While Mr Potter said the outlook for most iron ore producers was “dire”, he painted a very upbeat picture of the two biggest produces, BHP Billiton and Rio Tinto.

“BHP and Rio are actually making very good margins at current prices. BHP just commented that cash costs are going down to $15 a tonne. When you add royalties and transport, you’re sitting at $25 to $30 a tonne.

“So they’re making even margins of maybe 50 per cent on current prices. Rio is something similar. These margins are the best margins in any of their portfolio. There’s no other commodity in their portfolio that makes better margins than that.”

He said that with such impressive margins, BHP and Rio “should be spending all of their cap ex on iron ore”.

“Historically, the iron ore business for both those companies has been the best margin business in the long term. So even ignoring this demand shock we had from China over the last 10 years, long-term it’s had the best margins.”

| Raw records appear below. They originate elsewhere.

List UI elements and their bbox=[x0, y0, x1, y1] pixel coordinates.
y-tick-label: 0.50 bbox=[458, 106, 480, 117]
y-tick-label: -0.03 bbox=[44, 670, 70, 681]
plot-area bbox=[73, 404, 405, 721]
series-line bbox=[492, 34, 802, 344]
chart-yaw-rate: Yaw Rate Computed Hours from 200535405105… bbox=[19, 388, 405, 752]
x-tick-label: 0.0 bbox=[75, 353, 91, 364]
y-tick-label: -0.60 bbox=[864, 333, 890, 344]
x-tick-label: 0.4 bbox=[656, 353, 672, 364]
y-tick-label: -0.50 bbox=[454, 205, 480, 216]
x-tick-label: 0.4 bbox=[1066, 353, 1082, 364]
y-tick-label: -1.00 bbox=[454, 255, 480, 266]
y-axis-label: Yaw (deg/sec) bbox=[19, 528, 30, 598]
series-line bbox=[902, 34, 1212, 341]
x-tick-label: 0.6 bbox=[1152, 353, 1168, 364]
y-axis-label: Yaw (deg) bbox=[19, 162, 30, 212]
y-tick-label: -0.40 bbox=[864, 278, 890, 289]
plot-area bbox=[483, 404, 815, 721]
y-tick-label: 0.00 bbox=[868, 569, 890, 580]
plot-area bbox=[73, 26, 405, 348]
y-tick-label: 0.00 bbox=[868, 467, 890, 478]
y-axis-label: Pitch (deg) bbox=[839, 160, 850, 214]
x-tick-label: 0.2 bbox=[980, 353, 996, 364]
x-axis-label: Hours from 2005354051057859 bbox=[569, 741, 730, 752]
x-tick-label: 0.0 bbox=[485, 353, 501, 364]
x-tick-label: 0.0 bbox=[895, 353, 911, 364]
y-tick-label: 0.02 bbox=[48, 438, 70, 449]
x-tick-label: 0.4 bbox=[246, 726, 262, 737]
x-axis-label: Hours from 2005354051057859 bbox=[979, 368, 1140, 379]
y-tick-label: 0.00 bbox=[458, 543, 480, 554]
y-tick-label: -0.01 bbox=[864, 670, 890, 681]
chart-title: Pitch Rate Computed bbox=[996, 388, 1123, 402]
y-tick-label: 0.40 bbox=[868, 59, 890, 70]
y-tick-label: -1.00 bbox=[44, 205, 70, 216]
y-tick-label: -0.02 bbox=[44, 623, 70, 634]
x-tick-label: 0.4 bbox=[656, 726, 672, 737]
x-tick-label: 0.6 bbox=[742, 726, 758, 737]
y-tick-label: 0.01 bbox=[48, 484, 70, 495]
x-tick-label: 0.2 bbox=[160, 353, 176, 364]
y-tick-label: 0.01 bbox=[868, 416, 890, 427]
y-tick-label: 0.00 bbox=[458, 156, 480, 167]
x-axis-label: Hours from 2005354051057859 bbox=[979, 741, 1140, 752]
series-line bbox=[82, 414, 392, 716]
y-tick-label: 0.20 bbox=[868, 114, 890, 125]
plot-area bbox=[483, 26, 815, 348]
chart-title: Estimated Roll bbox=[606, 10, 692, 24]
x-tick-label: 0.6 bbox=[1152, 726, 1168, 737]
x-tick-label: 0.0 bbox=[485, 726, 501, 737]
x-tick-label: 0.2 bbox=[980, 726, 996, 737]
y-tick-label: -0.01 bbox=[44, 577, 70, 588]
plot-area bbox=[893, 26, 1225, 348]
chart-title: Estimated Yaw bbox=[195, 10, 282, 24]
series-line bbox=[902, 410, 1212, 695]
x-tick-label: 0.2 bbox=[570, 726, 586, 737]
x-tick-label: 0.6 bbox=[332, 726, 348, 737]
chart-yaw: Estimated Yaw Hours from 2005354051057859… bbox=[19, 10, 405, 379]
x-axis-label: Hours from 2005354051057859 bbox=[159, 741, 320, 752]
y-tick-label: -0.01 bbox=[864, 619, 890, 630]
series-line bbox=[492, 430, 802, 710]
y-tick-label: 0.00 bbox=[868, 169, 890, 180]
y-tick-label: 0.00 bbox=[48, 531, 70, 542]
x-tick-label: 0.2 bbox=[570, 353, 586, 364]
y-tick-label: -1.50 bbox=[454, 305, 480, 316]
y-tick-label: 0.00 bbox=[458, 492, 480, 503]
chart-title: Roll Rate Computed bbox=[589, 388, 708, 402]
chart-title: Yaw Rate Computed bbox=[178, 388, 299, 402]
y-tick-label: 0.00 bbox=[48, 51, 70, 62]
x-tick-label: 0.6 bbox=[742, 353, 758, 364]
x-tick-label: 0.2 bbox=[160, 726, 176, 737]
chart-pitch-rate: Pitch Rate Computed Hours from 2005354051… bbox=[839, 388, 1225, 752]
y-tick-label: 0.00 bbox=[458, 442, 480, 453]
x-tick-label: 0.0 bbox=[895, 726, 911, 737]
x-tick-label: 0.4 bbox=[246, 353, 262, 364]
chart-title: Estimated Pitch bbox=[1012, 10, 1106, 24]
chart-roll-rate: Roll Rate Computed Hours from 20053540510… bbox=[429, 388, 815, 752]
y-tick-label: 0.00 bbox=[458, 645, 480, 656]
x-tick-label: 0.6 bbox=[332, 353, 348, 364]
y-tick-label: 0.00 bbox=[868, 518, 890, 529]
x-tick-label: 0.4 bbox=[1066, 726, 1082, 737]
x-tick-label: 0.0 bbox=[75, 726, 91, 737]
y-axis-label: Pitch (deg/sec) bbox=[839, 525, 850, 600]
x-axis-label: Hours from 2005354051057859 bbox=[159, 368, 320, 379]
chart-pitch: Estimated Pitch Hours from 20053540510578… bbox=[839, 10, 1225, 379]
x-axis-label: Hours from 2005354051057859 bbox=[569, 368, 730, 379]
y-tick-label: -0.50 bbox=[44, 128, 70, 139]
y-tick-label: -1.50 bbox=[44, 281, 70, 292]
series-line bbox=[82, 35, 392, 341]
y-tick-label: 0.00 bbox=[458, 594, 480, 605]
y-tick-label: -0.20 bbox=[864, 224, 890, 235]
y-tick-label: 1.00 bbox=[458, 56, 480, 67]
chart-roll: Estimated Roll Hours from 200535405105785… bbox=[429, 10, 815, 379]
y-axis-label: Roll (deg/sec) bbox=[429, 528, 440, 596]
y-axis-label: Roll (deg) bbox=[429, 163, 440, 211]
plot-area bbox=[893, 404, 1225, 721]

Fortescue’s Andrew Forrest faced intense criticism earlier this year when he suggested iron ore miners collude to pull back on production in order to lift the price.

BHP Billiton and Rio Tinto rejected this suggestion. As the world’s cheapest iron ore producers they can remain profitable in a low price environment. By keeping production levels high, they are putting intense pressure on less efficient miners.

If this pressure continues, many miners will be forced to leave the market, meaning Rio and BHP will emerge from the supply glut in an even stronger position, ready for the next upturn.